Prz Menopauzalny. 2015 Sep;14(3):161-7. doi: 10.5114/pm.2015.54339. Epub 2015 Sep 30.
Bilateral salpingo-oophorectomy (BSO) is a risk factor for osteoporosis. Previous studies have reported an association between genetic polymorphisms and the risk of developing osteoporosis. However, the relationship between osteoporosis and genetic polymorphisms in Japanese women treated with BSO is not well understood. To improve the quality of life for post-BSO patients, it is important to determine the genetic factors that influence their risk for osteoporosis. The aim of this study was to investigate the association between gene variations of estrogen metabolism-related genes and osteoporosis in surgically menopausal patients, which may improve their quality of life.

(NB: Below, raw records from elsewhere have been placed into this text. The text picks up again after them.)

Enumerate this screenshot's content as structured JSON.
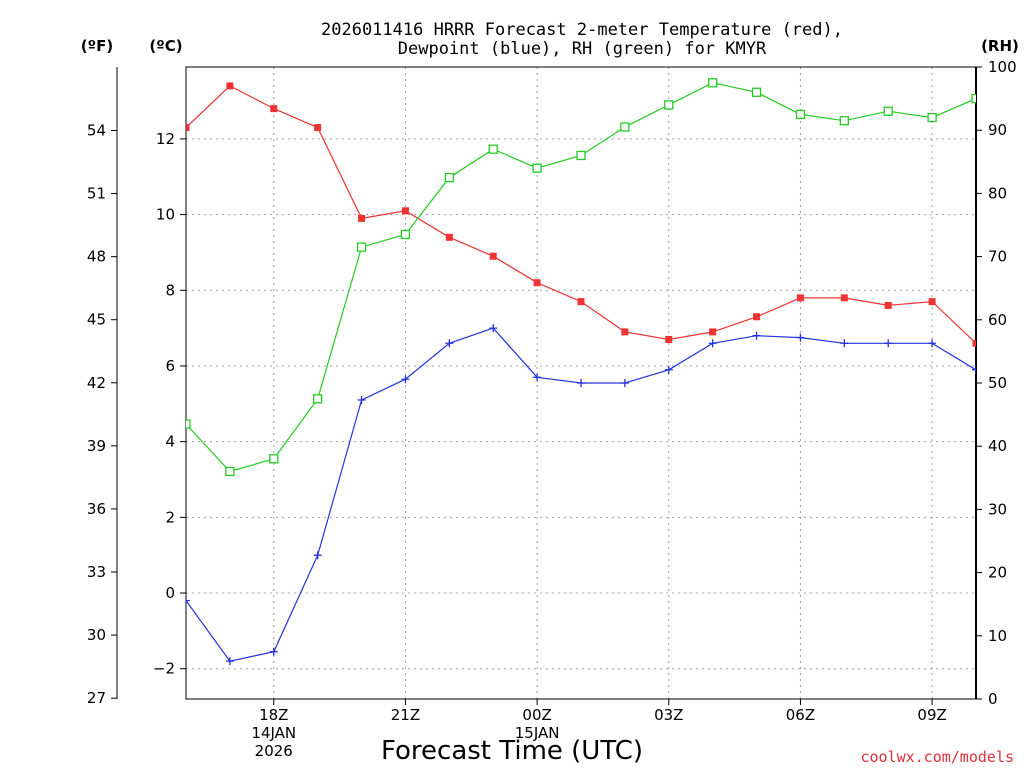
{
  "chart_data": {
    "type": "line",
    "title": [
      "2026011416 HRRR Forecast 2-meter Temperature (red),",
      "Dewpoint (blue), RH (green) for KMYR"
    ],
    "xlabel": "Forecast Time (UTC)",
    "credit": "coolwx.com/models",
    "axes": {
      "fahrenheit": {
        "label": "(ºF)",
        "ticks": [
          27,
          30,
          33,
          36,
          39,
          42,
          45,
          48,
          51,
          54
        ]
      },
      "celsius": {
        "label": "(ºC)",
        "ticks": [
          "−2",
          "0",
          "2",
          "4",
          "6",
          "8",
          "10",
          "12"
        ],
        "ylim": [
          -2.8,
          13.9
        ]
      },
      "rh": {
        "label": "(RH)",
        "ticks": [
          0,
          10,
          20,
          30,
          40,
          50,
          60,
          70,
          80,
          90,
          100
        ],
        "ylim": [
          0,
          100
        ]
      }
    },
    "x_hours": [
      16,
      17,
      18,
      19,
      20,
      21,
      22,
      23,
      24,
      25,
      26,
      27,
      28,
      29,
      30,
      31,
      32,
      33,
      34
    ],
    "x_range": [
      16,
      34
    ],
    "x_ticks": [
      {
        "hour": 18,
        "lines": [
          "18Z",
          "14JAN",
          "2026"
        ]
      },
      {
        "hour": 21,
        "lines": [
          "21Z"
        ]
      },
      {
        "hour": 24,
        "lines": [
          "00Z",
          "15JAN"
        ]
      },
      {
        "hour": 27,
        "lines": [
          "03Z"
        ]
      },
      {
        "hour": 30,
        "lines": [
          "06Z"
        ]
      },
      {
        "hour": 33,
        "lines": [
          "09Z"
        ]
      }
    ],
    "series": [
      {
        "name": "2-meter Temperature",
        "axis": "celsius",
        "color": "#ee3333",
        "marker": "filled-square",
        "values": [
          12.3,
          13.4,
          12.8,
          12.3,
          9.9,
          10.1,
          9.4,
          8.9,
          8.2,
          7.7,
          6.9,
          6.7,
          6.9,
          7.3,
          7.8,
          7.8,
          7.6,
          7.7,
          6.6
        ]
      },
      {
        "name": "Dewpoint",
        "axis": "celsius",
        "color": "#2233dd",
        "marker": "plus",
        "values": [
          -0.2,
          -1.8,
          -1.55,
          1.0,
          5.1,
          5.65,
          6.6,
          7.0,
          5.7,
          5.55,
          5.55,
          5.9,
          6.6,
          6.8,
          6.75,
          6.6,
          6.6,
          6.6,
          5.9
        ]
      },
      {
        "name": "RH",
        "axis": "rh",
        "color": "#22cc22",
        "marker": "open-square",
        "values": [
          43.5,
          36.0,
          38.0,
          47.5,
          71.5,
          73.5,
          82.5,
          87.0,
          84.0,
          86.0,
          90.5,
          94.0,
          97.5,
          96.0,
          92.5,
          91.5,
          93.0,
          92.0,
          95.0
        ]
      }
    ]
  }
}
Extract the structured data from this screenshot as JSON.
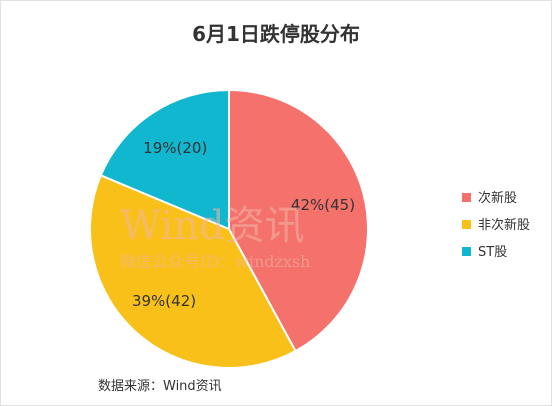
{
  "title": "6月1日跌停股分布",
  "chart_data": {
    "type": "pie",
    "title": "6月1日跌停股分布",
    "slices": [
      {
        "label": "次新股",
        "value": 45,
        "percent": 42,
        "display": "42%(45)",
        "color": "#f4716c"
      },
      {
        "label": "非次新股",
        "value": 42,
        "percent": 39,
        "display": "39%(42)",
        "color": "#f9c019"
      },
      {
        "label": "ST股",
        "value": 20,
        "percent": 19,
        "display": "19%(20)",
        "color": "#11b6cf"
      }
    ],
    "start_angle": "12 o'clock",
    "direction": "clockwise",
    "legend_position": "right"
  },
  "watermark": {
    "logo": "Wind资讯",
    "sub": "微信公众号ID：windzxsh"
  },
  "source": "数据来源：Wind资讯"
}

This study included 203 menopausal women treated with BSO because of gynecologic disorders. One hundred and twenty-six women with artificial (surgical) menopause, who had undergone BSO in the premenopausal period, were compared with 77 women with natural menopause, who had undergone BSO in the postmenopausal period. The women were tested for bone mineral density to diagnose osteoporosis. Polymorphisms of estrogen receptor 1 (ESR1) and UDP-glucuronosyl transferase (UGT) genes UGT2B17 and UGT1A1 were analyzed, and their association with bone mass and osteoporosis was statistically evaluated.
No significant association was found between osteoporosis and polymorphisms in ESR1, UGT2B17, or UGT1A1 in both groups, suggesting that BSO might be a more significant physiological factor in influencing bone mass density compared to genetic variations.

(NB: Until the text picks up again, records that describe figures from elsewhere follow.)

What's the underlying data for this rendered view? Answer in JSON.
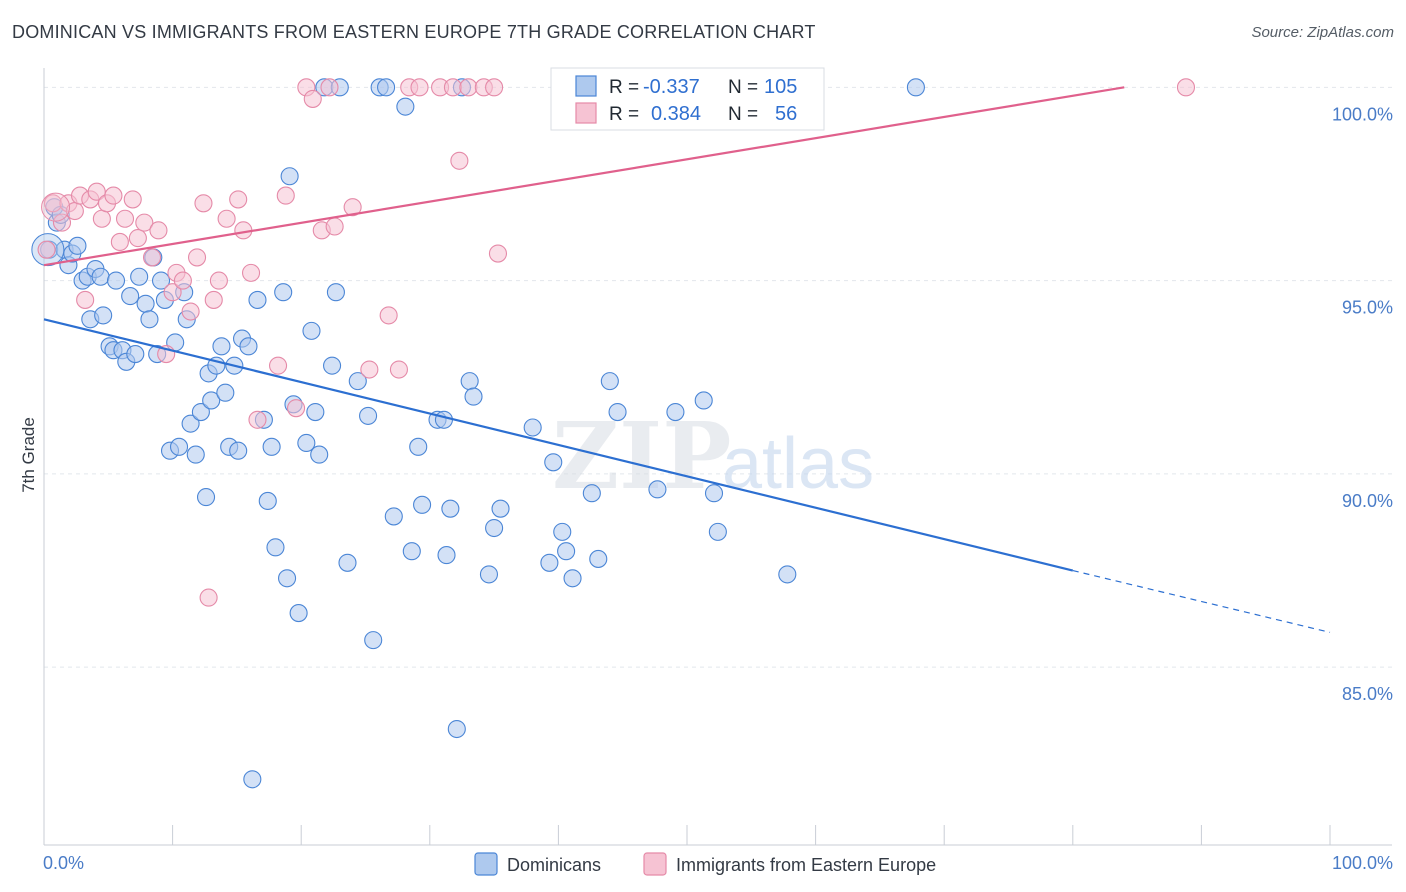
{
  "title": "DOMINICAN VS IMMIGRANTS FROM EASTERN EUROPE 7TH GRADE CORRELATION CHART",
  "source": "Source: ZipAtlas.com",
  "colors": {
    "blue_fill": "#aec9ee",
    "blue_stroke": "#4b86d6",
    "blue_line": "#2c6fd1",
    "pink_fill": "#f6c3d3",
    "pink_stroke": "#e58aa8",
    "pink_line": "#e0608c",
    "grid": "#e2e6ec",
    "axis_label": "#4a7cc7"
  },
  "watermark": {
    "zip": "ZIP",
    "atlas": "atlas"
  },
  "legend_box": {
    "rows": [
      {
        "r_label": "R =",
        "r_value": "-0.337",
        "n_label": "N =",
        "n_value": "105"
      },
      {
        "r_label": "R =",
        "r_value": "0.384",
        "n_label": "N =",
        "n_value": "56"
      }
    ]
  },
  "bottom_legend": {
    "items": [
      "Dominicans",
      "Immigrants from Eastern Europe"
    ]
  },
  "chart_data": {
    "type": "scatter",
    "title": "DOMINICAN VS IMMIGRANTS FROM EASTERN EUROPE 7TH GRADE CORRELATION CHART",
    "xlabel": "",
    "ylabel": "7th Grade",
    "xlim": [
      0,
      100
    ],
    "ylim": [
      80.4,
      100.5
    ],
    "x_ticks": [
      0,
      10,
      20,
      30,
      40,
      50,
      60,
      70,
      80,
      90,
      100
    ],
    "x_tick_labels_shown": {
      "0": "0.0%",
      "100": "100.0%"
    },
    "y_ticks": [
      85,
      90,
      95,
      100
    ],
    "y_tick_labels": [
      "85.0%",
      "90.0%",
      "95.0%",
      "100.0%"
    ],
    "grid": true,
    "legend_position": "top-center",
    "series": [
      {
        "name": "Dominicans",
        "R": -0.337,
        "N": 105,
        "trend": {
          "x0": 0,
          "y0": 94.0,
          "x1": 80,
          "y1": 87.5,
          "dashed_to_x": 100,
          "dashed_to_y": 85.9
        },
        "points": [
          [
            0.4,
            95.8
          ],
          [
            0.8,
            96.9
          ],
          [
            1.0,
            96.5
          ],
          [
            1.3,
            96.7
          ],
          [
            1.6,
            95.8
          ],
          [
            1.9,
            95.4
          ],
          [
            2.2,
            95.7
          ],
          [
            2.6,
            95.9
          ],
          [
            3.0,
            95.0
          ],
          [
            3.4,
            95.1
          ],
          [
            3.6,
            94.0
          ],
          [
            4.0,
            95.3
          ],
          [
            4.4,
            95.1
          ],
          [
            4.6,
            94.1
          ],
          [
            5.1,
            93.3
          ],
          [
            5.4,
            93.2
          ],
          [
            5.6,
            95.0
          ],
          [
            6.1,
            93.2
          ],
          [
            6.4,
            92.9
          ],
          [
            6.7,
            94.6
          ],
          [
            7.1,
            93.1
          ],
          [
            7.4,
            95.1
          ],
          [
            7.9,
            94.4
          ],
          [
            8.2,
            94.0
          ],
          [
            8.5,
            95.6
          ],
          [
            8.8,
            93.1
          ],
          [
            9.1,
            95.0
          ],
          [
            9.4,
            94.5
          ],
          [
            9.8,
            90.6
          ],
          [
            10.2,
            93.4
          ],
          [
            10.5,
            90.7
          ],
          [
            10.9,
            94.7
          ],
          [
            11.1,
            94.0
          ],
          [
            11.4,
            91.3
          ],
          [
            11.8,
            90.5
          ],
          [
            12.2,
            91.6
          ],
          [
            12.6,
            89.4
          ],
          [
            12.8,
            92.6
          ],
          [
            13.0,
            91.9
          ],
          [
            13.4,
            92.8
          ],
          [
            13.8,
            93.3
          ],
          [
            14.1,
            92.1
          ],
          [
            14.4,
            90.7
          ],
          [
            14.8,
            92.8
          ],
          [
            15.1,
            90.6
          ],
          [
            15.4,
            93.5
          ],
          [
            15.9,
            93.3
          ],
          [
            16.2,
            82.1
          ],
          [
            16.6,
            94.5
          ],
          [
            17.1,
            91.4
          ],
          [
            17.4,
            89.3
          ],
          [
            17.7,
            90.7
          ],
          [
            18.0,
            88.1
          ],
          [
            18.6,
            94.7
          ],
          [
            18.9,
            87.3
          ],
          [
            19.1,
            97.7
          ],
          [
            19.4,
            91.8
          ],
          [
            19.8,
            86.4
          ],
          [
            20.4,
            90.8
          ],
          [
            20.8,
            93.7
          ],
          [
            21.1,
            91.6
          ],
          [
            21.4,
            90.5
          ],
          [
            21.8,
            100.0
          ],
          [
            22.4,
            92.8
          ],
          [
            22.7,
            94.7
          ],
          [
            23.0,
            100.0
          ],
          [
            23.6,
            87.7
          ],
          [
            24.4,
            92.4
          ],
          [
            25.2,
            91.5
          ],
          [
            25.6,
            85.7
          ],
          [
            26.1,
            100.0
          ],
          [
            26.6,
            100.0
          ],
          [
            27.2,
            88.9
          ],
          [
            28.1,
            99.5
          ],
          [
            28.6,
            88.0
          ],
          [
            29.1,
            90.7
          ],
          [
            29.4,
            89.2
          ],
          [
            30.6,
            91.4
          ],
          [
            31.1,
            91.4
          ],
          [
            31.3,
            87.9
          ],
          [
            31.6,
            89.1
          ],
          [
            32.1,
            83.4
          ],
          [
            32.5,
            100.0
          ],
          [
            33.1,
            92.4
          ],
          [
            33.4,
            92.0
          ],
          [
            34.6,
            87.4
          ],
          [
            35.0,
            88.6
          ],
          [
            35.5,
            89.1
          ],
          [
            38.0,
            91.2
          ],
          [
            39.3,
            87.7
          ],
          [
            39.6,
            90.3
          ],
          [
            40.3,
            88.5
          ],
          [
            40.6,
            88.0
          ],
          [
            41.1,
            87.3
          ],
          [
            42.6,
            89.5
          ],
          [
            43.1,
            87.8
          ],
          [
            44.0,
            92.4
          ],
          [
            44.6,
            91.6
          ],
          [
            47.7,
            89.6
          ],
          [
            49.1,
            91.6
          ],
          [
            51.3,
            91.9
          ],
          [
            52.1,
            89.5
          ],
          [
            52.4,
            88.5
          ],
          [
            57.8,
            87.4
          ],
          [
            67.8,
            100.0
          ]
        ]
      },
      {
        "name": "Immigrants from Eastern Europe",
        "R": 0.384,
        "N": 56,
        "trend": {
          "x0": 0,
          "y0": 95.4,
          "x1": 84,
          "y1": 100.0
        },
        "points": [
          [
            0.2,
            95.8
          ],
          [
            0.7,
            97.0
          ],
          [
            1.4,
            96.5
          ],
          [
            1.9,
            97.0
          ],
          [
            2.4,
            96.8
          ],
          [
            2.8,
            97.2
          ],
          [
            3.2,
            94.5
          ],
          [
            3.6,
            97.1
          ],
          [
            4.1,
            97.3
          ],
          [
            4.5,
            96.6
          ],
          [
            4.9,
            97.0
          ],
          [
            5.4,
            97.2
          ],
          [
            5.9,
            96.0
          ],
          [
            6.3,
            96.6
          ],
          [
            6.9,
            97.1
          ],
          [
            7.3,
            96.1
          ],
          [
            7.8,
            96.5
          ],
          [
            8.4,
            95.6
          ],
          [
            8.9,
            96.3
          ],
          [
            9.5,
            93.1
          ],
          [
            10.0,
            94.7
          ],
          [
            10.3,
            95.2
          ],
          [
            10.8,
            95.0
          ],
          [
            11.4,
            94.2
          ],
          [
            11.9,
            95.6
          ],
          [
            12.4,
            97.0
          ],
          [
            12.8,
            86.8
          ],
          [
            13.2,
            94.5
          ],
          [
            13.6,
            95.0
          ],
          [
            14.2,
            96.6
          ],
          [
            15.1,
            97.1
          ],
          [
            15.5,
            96.3
          ],
          [
            16.1,
            95.2
          ],
          [
            16.6,
            91.4
          ],
          [
            18.2,
            92.8
          ],
          [
            18.8,
            97.2
          ],
          [
            19.6,
            91.7
          ],
          [
            20.4,
            100.0
          ],
          [
            20.9,
            99.7
          ],
          [
            21.6,
            96.3
          ],
          [
            22.2,
            100.0
          ],
          [
            22.6,
            96.4
          ],
          [
            24.0,
            96.9
          ],
          [
            25.3,
            92.7
          ],
          [
            26.8,
            94.1
          ],
          [
            27.6,
            92.7
          ],
          [
            28.4,
            100.0
          ],
          [
            29.2,
            100.0
          ],
          [
            30.8,
            100.0
          ],
          [
            31.8,
            100.0
          ],
          [
            32.3,
            98.1
          ],
          [
            33.0,
            100.0
          ],
          [
            34.2,
            100.0
          ],
          [
            35.0,
            100.0
          ],
          [
            35.3,
            95.7
          ],
          [
            88.8,
            100.0
          ]
        ]
      }
    ]
  }
}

These results suggest that the ESR1, UGT2B17, and UGT1A1 polymorphisms are not genetic factors affecting osteoporosis in postmenopausal Japanese women.

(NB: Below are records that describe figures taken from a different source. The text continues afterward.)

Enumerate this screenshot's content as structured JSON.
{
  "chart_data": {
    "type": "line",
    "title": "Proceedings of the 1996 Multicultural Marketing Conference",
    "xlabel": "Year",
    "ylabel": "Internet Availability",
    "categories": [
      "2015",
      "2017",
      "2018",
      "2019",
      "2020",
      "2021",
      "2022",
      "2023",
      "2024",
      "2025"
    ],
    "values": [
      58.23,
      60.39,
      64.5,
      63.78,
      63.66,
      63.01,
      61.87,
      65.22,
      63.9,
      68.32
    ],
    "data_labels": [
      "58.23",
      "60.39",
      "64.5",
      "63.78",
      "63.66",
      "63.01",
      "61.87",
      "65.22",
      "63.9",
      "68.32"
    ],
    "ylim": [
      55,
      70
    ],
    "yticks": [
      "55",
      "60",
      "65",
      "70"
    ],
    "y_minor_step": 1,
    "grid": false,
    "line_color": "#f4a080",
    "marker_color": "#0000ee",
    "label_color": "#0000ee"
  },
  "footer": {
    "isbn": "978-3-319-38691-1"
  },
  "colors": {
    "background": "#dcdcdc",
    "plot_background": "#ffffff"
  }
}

双侧输卵管卵巢切除术(BSO)是骨质疏松症的一个危险因素。先前的研究报道了基因多态性与患骨质疏松症风险之间的关联。然而,对于接受BSO治疗的日本女性,骨质疏松症与基因多态性之间的关系尚不清楚。为了提高BSO术后患者的生活质量,确定影响其骨质疏松症风险的遗传因素很重要。本研究的目的是调查雌激素代谢相关基因的基因变异与手术绝经患者骨质疏松症之间的关联,这可能会改善她们的生活质量。
本研究纳入了203名因妇科疾病接受BSO治疗的绝经女性。将126名在绝经前期接受BSO的人工(手术)绝经女性与77名在绝经后期接受BSO的自然绝经女性进行比较。对这些女性进行骨密度检测以诊断骨质疏松症。分析雌激素受体1(ESR1)和UDP-葡萄糖醛酸基转移酶(UGT)基因UGT2B17和UGT1A1的多态性,并对它们与骨量和骨质疏松症的关联进行统计学评估。
两组中,ESR1、UGT2B17或UGT1A1的多态性与骨质疏松症之间均未发现显著关联,这表明与基因变异相比,BSO可能是影响骨密度的更重要生理因素。
这些结果表明,ESR1、UGT2B17和UGT1A1多态性不是影响绝经后日本女性骨质疏松症的遗传因素。